DJ DUNSON: Nubyjas, is right. That still hasn’t changed. Back when I played high school and AAU ball as recent as ‘06, I had plenty of teammates who would front like they were ballin’ to get out the 'hood, only to find out they were taking up residence in upscale complexes with cul-de-sacs and yard fountains. Most of them put on the act for some sort of false street cred. Kyrie is the most glaring counter to the theory that a middle class baller can garner street cred without having to mold himself into a ghetto superstar stereotype.
Are folks really making serious cases for Tony Parker’s MVP candidacy?
SANDY: TP deserves the praise, and has deserved it for a long time. Cats have been sleeping because the San Antonio Spurs always get the sleep treatment. Let’s be real, too: Tony’s not gonna win the MVP, but he merits the recognition for an outstanding season. He probably merits an easy third-place finish behind The King and KD.
KEVIN: If people aren’t making a serious case for Parker as a MVP candidate, they need to begin doing so. Tony is one of two point guards to average more than 20 points and 7 assists. Just last Thursday, Parker went toe-to-toe with Chris Paul and politely gave him 31 points and 7 dimes without a single turnover. Parker’s counterpart was held to 4 points and 3 turnovers. Many may be quick to argue CP3 as MVP, but we can’t continue to ignore Parker who’s lead the Spurs to a four-game lead over both the Thunder and Heat.

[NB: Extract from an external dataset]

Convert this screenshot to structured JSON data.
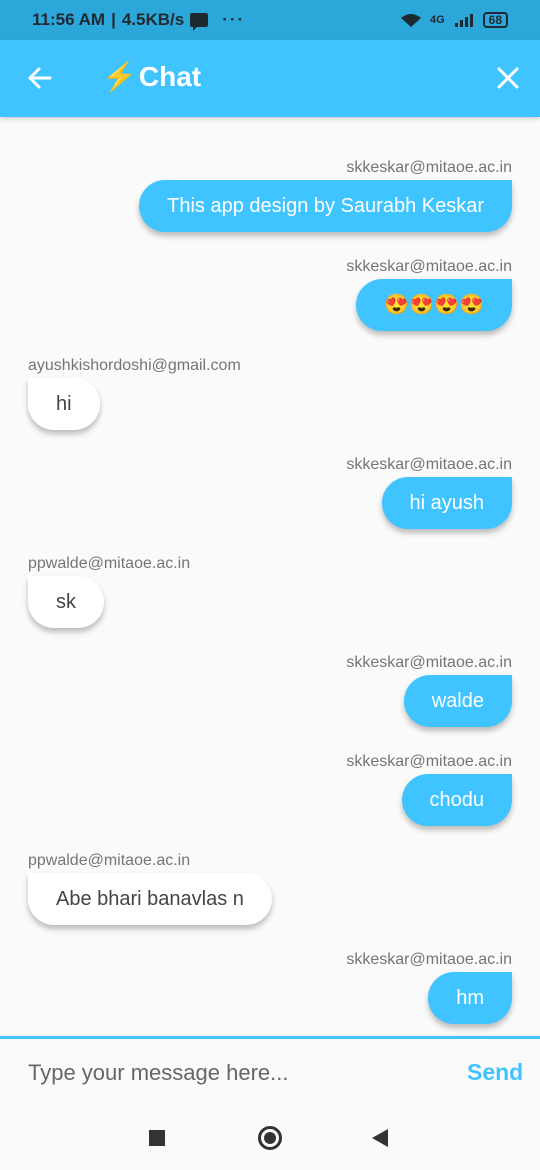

MAURICE: With the way the Spurs are dominating—best record in the league, people—everyone should be making a serious case for the Frenchman’s MVP chances. MVP doesn’t mean the best player in the whole NBA, it means the most valuable player for a particular team. For those not initiated, please see Derrick Rose. And while LeBron is killin’ it in the MIA-yo, if you only have eyes for the King, you need glasses, B. TP is the leader of the Spurs and he’s steering that ship to the chip. If they keep this up, OKC won’t stand a chance coming out the West, and then what’s gonna be your excuse for not acknowledging Parker? That they’re boring? GTFOH. Give up the props; it’s only right.
NUBYJAS: LeBron is the MVP, bottom line. I am fine with Tony Parker getting some love, though. Parker’s stats warrant him to have a seat at the table. Parker deserves to be a finalist, but LeBron has to win.
DJ DUNSON: Tony Parker is much improved from the young apprentice that came into the league as Duncan, Ginobili and Robinson’s facilitator, but his upstart candidacy is based on a faulty prisoner-of-the-moment mentality. Parker’s a red herring. The real race should be between Paul and LeBron James. Sure, Parker barbequed Chris Paul on both ends of the floor, but he had some making up to do after averaging 7.5 points and six assists in two previous losses to Paul’s Clippers this season. Parker is the Spurs’ new showrunner, but Paul is a more deserving candidate. Remember the Clippers’ pre All-Star dive while Paul was hobbled? He’s the force that keeps the Clip Show’s entire show afloat.